2.Make a choice: if you have several tasks to work on, and you are debating what to do, pick one task and start with this, now. If it is too difficult to get started break it down into smaller steps and see what you can do in 25 minutes. Then, take a short break.

You may already have a method of working, or perhaps you would like to try the pomodoro technique (

3.Take breaks: these are necessary to restore energy, and to increase concentration. In fact, one major factor in limiting our productivity is lack of energy.

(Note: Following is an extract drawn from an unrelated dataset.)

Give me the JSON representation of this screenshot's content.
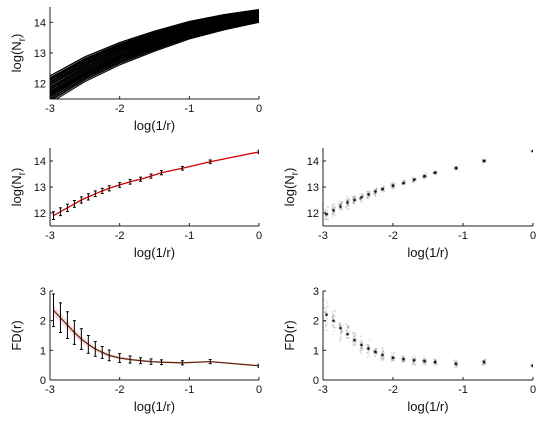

Maintaining healthy habits such as eating well, doing some exercise and establishing a good sleep routine, keeps us energised.

In addition, restoring energy regularly can help to prevent stress symptoms, can increase motivation and maintain an overall sense of wellbeing.

It may be difficult to develop healthy habits when you have competing demands that leave you with little time to focus on looking after yourself. And this is the challenge for most us, even if we know protecting our health is a priority. To make a change, we can start with small steps and these can make a significant difference over time.

4.Set goals: decide a specific goal for each study period so that it is clear what you need to focus on. Then, visualise the steps you need to take to get on with the task. This will help to manage distractions, and to monitor your progress.

5.Manage thought patterns: sometimes it is our self-critical thoughts that can prevent us from making progress. Notice these negative thoughts and observe them without judgment. Then ask yourself: “is this thought helpful? Not really.” Then focus your attention on what step can you take to make progress. No step is too small, the aim is to move forward.

6.Develop an optimistic attitude: if you feel you have made a mistake, or if things don’t work out the way you hoped,  give some space for your feelings of disappointment or frustration and then focus on what you can learn from it.

The key to increasing productivity is to focus on the progress you are making,  acknowledging your effort will make a difference. Every step counts.



“A failure is not always a mistake, it may simply be the best one can do under the circumstances. The real mistake is to stop trying.” (B.F.Skinner)


Bandura, A/ (1997) Self-Efficacy. The exercise of control. New York: W.H. Freeman and Company.

Dweck, C. (2017) Mindset. Changing the way you think to fulfil your potential. Updated edition. New York: Ballantine Books.